Franklin Benjamin Franklin onttrekt elektriciteit aan de lucht door middel van een vlieger. (1816, Benjamin West)

Bliksemafleider temde woede God

Uitvinding Benjamin Franklin veranderde de wereld

Door ANDRÉ HORLINGS

(14 juni 2019) In 1752 vond de Amerikaanse wetenschapper en politicus Benjamin Franklin de bliksemafleider uit. Daarmee kwam een geleidelijk einde aan het volksgeloof dat – ooit – Thor (of Donar), de Germaanse god de van de donder, of – later – de protestantse of de katholieke God in de Hemel, de mensheid wilde straffen voor zijn aanhoudende dwang te zondigen. De bliksem bleek een natuurverschijnsel dat nog viel te temmen ook.

weerluider Een ‘weerluider’ komt om het leven doordat de kerktoren door bliksem getroffen wordt. In 1783 waren er in Frankrijk bijna 100 slachtoffers. (Ill. Le Petit Journal, 1910) >

Tussen 1752 en 1830 veranderde het natuurbeeld radicaal. De angst verdween. De religie van verlichte mensen werd meer bepaald door vreugde; de natuur werd veel minder als een bedreiging ervaren, Wie niet meer bang was voor onweer kon er mee spelen, wat op grote schaal gebeurde door dichters, schilders en componisten. Tijden de overgang van Verlichting naar Romantiek werd in de westerse cultuur de schoonheid van het onweer ontdekt.

Jan Wim Buisman, hoofddocent Christendom aan de Universiteit van Leiden en auteur van een reeks boeken over de religieuze mentaliteit en het natuurgevoel in Nederland, beschrijft de overgang van godsdienstig bijgeloof van donder en bliksem als strafwerktuigen van God naar vertrouwen in de beheersing van de natuur, met grote gevolgen voor wetenschap, religie en kunst, in een gedegen, rijk geïllustreerd boek met een eenvoudige titel: Onweer. Het is ‘een kleine cultuurgeschiedenis’ voor de periode 1752-1830.

Eloquet taalgebruik

De Uil van Minerva ontbreekt in het boek, maar voor de minder intellectuele lezer is het handig een goed woordenboek onder handbereik te hebben. In eloquent taalgebruik legt Buisman uit hoe de cultuurgeschiedenis door de uitvinding van de bliksemafleider werd beïnvloed. Het is nauwelijks denkbaar dat hij daarbij één enkel aspect over het hoofd heeft gezien.

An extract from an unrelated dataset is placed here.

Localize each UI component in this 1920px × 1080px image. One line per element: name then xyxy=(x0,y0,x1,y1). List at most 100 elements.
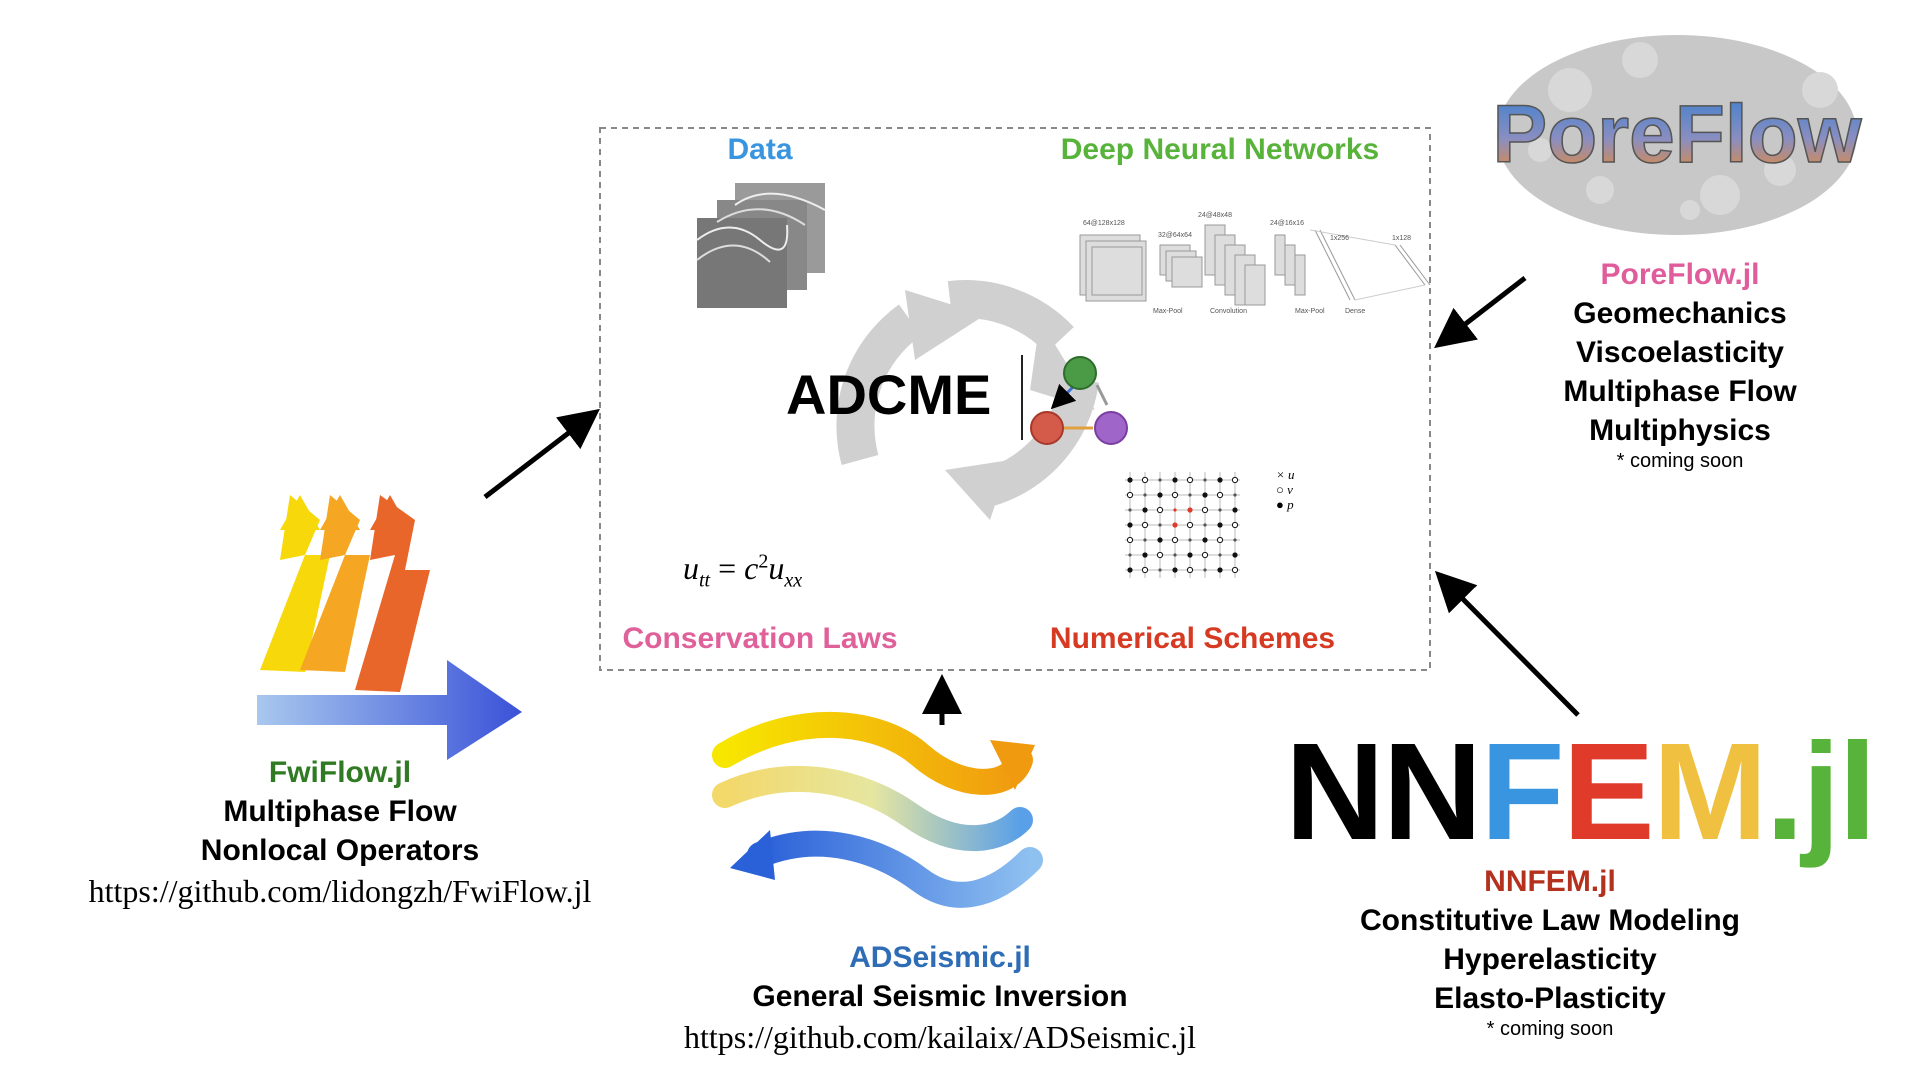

Aan de hand van vaderlandse en internationale wijsgeren, geestelijken en wetenschappers, waarvan vaak afbeeldingen werden gevonden, behandelt hij de godsdienstige opvattingen over het ongrijpbare natuurgeweld dat het volk tot bezinning moest manen.

Maar in het midden van de achttiende eeuw begon ook de wetenschap zich met het verschijnsel bezig te houden. De Leidse hoogleraar Petrus van Musschenbroek vond in 1746 de Leidsche Flesch uit, waarin door een elektriseermachineopgewekte elektriciteit kon worden opgeslagen. Twee jaar later slaagde Benjamin Franklin er tijdens een onweersbui in met een vlieger elektriciteit ‘uit de lucht’ te halen en naar een Leidse Fles te geleiden. Bij het laden van die flessen viel op dat ze vonken produceerden ‘die veel weg hadden van bliksemflitsen’. Het bevestigde een veronderstelling die hij in 1749 al had beschreven.

LeidseFlessen

Grote elektriseermachine met Leidse Flessen uit 1784, opgesteld in Teylers Museum in Haarlem.

Dood door slechte aarding

Richmann < Kopergravure van de dood van de natuurkundige Georg Wilhelm Reichmann, nadat hij in 1753 in Sint Petersburg het experiment van Franklin over wilde doen.

Daarmee was de bliksem nog niet getemd. De Baltisch-Duitse natuuronderzoeker Georg Wilhelm Richmann, geen Zweed zoals Buisman meldt, werd een jaar later geëlektrocuteerd toen hij in Sint Petersburg het hemelvuur naar zijn laboratorium wilde leiden; zijn instrumentarium was onvoldoende geaard. In 1755 werd een voorstel van de Tsjechische natuurwetenschapper Prokop Divis, om op de Hofburg in de hoofdstad Wenen van zijn vaderland Oostenrijk-Hongarije een soort bliksemafleider te plaatsen, op advies van wiskundigen afgewezen; een andere die hij in Moravië plaatste werd verwijderd toen die volgens de boeren zoveel elektriciteit uit de lucht haalde dat regen werd voorkomen.

Eerste bliksemafleiders

Maar op zee bewees de bliksemafleider zijn waarde in bijvoorbeeld 1770, toen het HMS Endeavour van ontdekkingsreiziger James Cook op de Rede van Batavia door de bliksem werd getroffen maar dankzij zijn bliksemafleider onbeschadigd bleef, terwijl een naburige onbeschermde Nederlandse Oost-Indiëvaarder zwaar werd gehavend.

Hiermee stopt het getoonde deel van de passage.